Una condizione è la debolezza dell’autorità politica. Un’altra è la debolezza delle organizzazioni dei lavoratori. Un’altra ancora è l’assenza d’una borghesia forte e responsabile. E il proliferare delle corporazioni e dei sindacati corporativi. L’ultima condizione infine è la presenza di demagoghi e populisti capaci di cavalcare il qualunquismo e trasformarlo in una forza d’urto che pervada le istituzioni e le offra al potere dei demagoghi di turno.
Ho letto con molta attenzione l’omelia, o se volete la "lectio magistralis" di Luca Cordero di Montezemolo e ne ho sottolineato i passi salienti, i punti di consenso e quelli - dal mio punto di vista - di dissenso. Poiché molti amici e lettori mi hanno chiesto di esprimere un’opinione in proposito, dirò che i punti di consenso sono nettamente superiori a quelli di dissenso, sicché - sia pure con alcune note a margine - potrei concludere con un’approvazione finale.
Le note a margine riguardano: 1. Il mancato riconoscimento del risanamento finanziario come premessa indispensabile della ripresa economica. 2. Il merito della ripresa attribuito soltanto agli imprenditori e al mercato. 3. Il silenzio sulle responsabilità di molti imprenditori in operazioni truffaldine che hanno pesantemente colpito il risparmio e la fiducia. 4. Le leggi e le politiche dissennate del quinquennio berlusconiano, per terminare con una legge elettorale votata da tutto il centrodestra a cominciare dall’Udc di Casini, che ha reso ingovernabile il Parlamento e il Paese.
Non sono note a margine trascurabili, ma le tralascio: sono state già segnalate e approfondite nei giorni scorsi, sicché le do per note, lo stesso Montezemolo del resto mi pare che le abbia riconosciute come valide e ne abbia fatto ammenda.
Confermo che, nonostante tali rilievi, la "lectio" confindustriale mi pare meritevole di consenso. Però...

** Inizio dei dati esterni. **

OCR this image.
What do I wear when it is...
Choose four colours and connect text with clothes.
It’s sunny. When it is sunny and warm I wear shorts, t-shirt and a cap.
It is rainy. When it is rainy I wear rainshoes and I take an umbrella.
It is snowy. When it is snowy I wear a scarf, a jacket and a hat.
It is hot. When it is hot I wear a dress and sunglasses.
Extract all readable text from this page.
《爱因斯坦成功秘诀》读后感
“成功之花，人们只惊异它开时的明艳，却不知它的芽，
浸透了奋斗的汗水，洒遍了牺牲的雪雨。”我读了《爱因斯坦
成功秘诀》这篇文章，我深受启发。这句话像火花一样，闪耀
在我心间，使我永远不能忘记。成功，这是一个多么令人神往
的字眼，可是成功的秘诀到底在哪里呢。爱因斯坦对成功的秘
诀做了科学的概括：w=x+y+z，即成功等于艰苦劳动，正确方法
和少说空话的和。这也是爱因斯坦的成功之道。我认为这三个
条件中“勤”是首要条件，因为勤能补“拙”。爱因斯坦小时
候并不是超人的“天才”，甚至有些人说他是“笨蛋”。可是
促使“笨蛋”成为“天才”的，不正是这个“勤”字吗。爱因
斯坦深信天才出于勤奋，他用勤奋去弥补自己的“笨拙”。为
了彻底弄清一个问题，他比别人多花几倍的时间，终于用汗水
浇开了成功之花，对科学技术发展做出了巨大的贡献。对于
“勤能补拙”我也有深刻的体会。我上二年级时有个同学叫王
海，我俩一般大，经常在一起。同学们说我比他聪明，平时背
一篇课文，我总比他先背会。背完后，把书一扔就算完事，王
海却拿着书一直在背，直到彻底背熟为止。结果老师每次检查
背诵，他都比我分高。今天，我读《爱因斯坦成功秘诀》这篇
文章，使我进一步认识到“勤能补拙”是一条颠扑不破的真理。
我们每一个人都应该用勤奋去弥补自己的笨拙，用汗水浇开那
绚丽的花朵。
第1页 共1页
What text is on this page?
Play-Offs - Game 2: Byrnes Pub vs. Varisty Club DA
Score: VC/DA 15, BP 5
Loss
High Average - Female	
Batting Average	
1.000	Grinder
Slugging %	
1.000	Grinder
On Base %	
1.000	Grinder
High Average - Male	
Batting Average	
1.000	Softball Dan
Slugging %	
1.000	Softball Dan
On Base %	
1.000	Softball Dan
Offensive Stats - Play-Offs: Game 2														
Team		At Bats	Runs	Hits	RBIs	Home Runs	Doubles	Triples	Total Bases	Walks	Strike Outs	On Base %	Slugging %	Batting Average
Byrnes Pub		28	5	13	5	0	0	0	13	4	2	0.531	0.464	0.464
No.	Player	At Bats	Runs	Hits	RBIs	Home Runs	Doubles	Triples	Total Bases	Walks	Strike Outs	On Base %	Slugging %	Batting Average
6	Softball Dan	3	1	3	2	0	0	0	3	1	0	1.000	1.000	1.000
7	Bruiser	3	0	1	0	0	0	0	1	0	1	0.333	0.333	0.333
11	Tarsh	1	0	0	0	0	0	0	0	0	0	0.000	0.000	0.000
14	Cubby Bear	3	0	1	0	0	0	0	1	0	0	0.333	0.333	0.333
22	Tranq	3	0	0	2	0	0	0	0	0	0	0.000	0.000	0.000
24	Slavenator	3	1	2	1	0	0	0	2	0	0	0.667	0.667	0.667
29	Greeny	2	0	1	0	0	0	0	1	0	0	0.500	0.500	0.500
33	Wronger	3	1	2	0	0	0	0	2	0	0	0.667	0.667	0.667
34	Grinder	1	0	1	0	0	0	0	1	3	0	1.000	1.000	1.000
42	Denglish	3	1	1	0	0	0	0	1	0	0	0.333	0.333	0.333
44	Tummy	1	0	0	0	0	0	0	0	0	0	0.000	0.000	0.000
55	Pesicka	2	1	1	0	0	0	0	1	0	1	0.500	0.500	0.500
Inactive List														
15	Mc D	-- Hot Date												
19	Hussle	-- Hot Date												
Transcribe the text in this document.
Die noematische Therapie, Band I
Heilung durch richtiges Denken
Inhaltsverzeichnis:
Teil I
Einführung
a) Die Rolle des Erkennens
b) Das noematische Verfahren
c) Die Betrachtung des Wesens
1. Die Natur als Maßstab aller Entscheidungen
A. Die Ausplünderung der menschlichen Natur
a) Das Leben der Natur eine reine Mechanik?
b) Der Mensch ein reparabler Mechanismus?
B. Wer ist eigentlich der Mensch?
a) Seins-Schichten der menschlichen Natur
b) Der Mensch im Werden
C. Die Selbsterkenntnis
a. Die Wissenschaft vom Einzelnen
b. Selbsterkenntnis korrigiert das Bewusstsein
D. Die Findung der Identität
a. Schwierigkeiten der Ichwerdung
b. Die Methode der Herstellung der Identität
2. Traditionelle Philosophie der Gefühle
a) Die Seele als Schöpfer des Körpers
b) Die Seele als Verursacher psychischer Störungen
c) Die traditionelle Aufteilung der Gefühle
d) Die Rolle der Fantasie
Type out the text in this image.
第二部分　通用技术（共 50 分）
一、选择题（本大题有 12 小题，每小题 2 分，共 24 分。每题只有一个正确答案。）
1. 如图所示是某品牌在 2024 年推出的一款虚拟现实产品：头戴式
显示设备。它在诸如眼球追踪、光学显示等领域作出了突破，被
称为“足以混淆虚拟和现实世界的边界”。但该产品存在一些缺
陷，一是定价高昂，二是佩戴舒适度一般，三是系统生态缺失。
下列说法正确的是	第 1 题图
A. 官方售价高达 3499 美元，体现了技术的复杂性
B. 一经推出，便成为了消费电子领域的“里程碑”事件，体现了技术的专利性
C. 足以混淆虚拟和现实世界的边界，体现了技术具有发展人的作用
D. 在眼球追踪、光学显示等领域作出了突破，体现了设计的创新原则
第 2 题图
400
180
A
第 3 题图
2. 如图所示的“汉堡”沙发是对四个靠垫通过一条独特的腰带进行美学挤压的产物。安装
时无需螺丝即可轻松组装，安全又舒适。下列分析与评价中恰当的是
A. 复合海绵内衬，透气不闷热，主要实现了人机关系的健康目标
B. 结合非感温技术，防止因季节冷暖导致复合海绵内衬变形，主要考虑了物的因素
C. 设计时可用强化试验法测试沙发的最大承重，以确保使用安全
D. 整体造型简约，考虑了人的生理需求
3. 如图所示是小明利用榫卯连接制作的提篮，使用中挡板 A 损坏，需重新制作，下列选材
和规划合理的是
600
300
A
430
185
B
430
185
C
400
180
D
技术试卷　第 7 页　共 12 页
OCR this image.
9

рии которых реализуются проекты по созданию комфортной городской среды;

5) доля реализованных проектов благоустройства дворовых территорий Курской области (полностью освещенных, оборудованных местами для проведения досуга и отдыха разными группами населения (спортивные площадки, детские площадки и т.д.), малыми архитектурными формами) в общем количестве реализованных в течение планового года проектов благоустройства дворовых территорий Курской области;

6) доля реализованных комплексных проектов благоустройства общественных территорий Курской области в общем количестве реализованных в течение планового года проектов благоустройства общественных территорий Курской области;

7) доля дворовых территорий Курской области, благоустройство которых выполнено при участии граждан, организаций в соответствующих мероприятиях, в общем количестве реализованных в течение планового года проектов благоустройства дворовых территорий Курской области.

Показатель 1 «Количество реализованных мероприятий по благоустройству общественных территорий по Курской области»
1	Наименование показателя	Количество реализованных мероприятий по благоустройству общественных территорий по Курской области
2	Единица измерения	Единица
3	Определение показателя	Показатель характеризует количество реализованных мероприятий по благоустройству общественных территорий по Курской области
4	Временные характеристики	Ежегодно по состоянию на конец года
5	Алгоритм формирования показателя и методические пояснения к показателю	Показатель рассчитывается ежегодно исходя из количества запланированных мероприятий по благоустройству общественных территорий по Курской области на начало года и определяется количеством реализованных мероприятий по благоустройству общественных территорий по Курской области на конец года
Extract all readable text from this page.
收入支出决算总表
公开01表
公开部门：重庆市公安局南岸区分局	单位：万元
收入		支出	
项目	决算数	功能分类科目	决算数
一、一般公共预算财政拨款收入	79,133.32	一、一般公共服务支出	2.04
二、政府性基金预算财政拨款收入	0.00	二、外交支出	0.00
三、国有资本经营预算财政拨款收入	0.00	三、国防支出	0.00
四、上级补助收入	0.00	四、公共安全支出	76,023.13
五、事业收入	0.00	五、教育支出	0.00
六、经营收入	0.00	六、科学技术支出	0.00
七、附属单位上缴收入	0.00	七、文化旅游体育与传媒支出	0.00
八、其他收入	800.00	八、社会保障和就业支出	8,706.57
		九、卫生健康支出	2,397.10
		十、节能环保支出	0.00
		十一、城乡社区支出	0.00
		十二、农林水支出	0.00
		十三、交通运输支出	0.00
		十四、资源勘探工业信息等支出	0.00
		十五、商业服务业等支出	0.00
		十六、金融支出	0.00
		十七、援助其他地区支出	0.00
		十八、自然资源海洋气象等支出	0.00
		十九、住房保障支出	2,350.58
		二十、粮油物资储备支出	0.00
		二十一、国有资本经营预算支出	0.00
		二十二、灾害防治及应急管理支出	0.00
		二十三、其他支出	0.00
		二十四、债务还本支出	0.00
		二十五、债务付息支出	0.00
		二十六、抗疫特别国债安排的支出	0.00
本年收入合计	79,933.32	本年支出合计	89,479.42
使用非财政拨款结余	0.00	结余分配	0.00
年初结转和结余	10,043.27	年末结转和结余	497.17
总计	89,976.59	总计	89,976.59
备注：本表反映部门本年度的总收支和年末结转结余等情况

Il punto in questione riguarda la nascita d’una nuova borghesia. Montezemolo ha più volte insistito su questo aspetto e c’è ritornato nelle dichiarazioni del giorno dopo: è nata una nuova borghesia che sta facendo la sua parte. Lavora come e più di tutti. Effettua investimenti. Innova i prodotti e i processi di produzione. Accorcia lo svantaggio competitivo. Ha ridato slancio alle esportazioni.
In forza di questi meriti la nuova borghesia chiede, anzi pretende: meno tasse sulle imprese, piena mobilità del lavoro, ammortizzatori sociali adeguati, liberalizzazioni in tutti i settori, riforma delle pensioni in armonia con gli andamenti demografici, riconoscimento del merito in tutti i settori e a tutti i livelli.
La nuova borghesia ha già fatto ciò che il Paese si attendeva e continuerà a farlo, ma non può esser lasciata sola. Il governo finora è stato inadeguato e indeciso. Partiti e Parlamento altrettanto o peggio. Opposizione forse pure. Si mettano dunque al passo. Gran parte di queste richieste sono condivisibili, anzi sacrosante. Per quanto ci riguarda le sosteniamo da mesi, anzi da anni. Ma l’osservazione che qui solleviamo riguarda la nuova borghesia, innovatrice, liberista e liberale, corretta con le regole del mercato. E dunque meritevole. Con quel che segue.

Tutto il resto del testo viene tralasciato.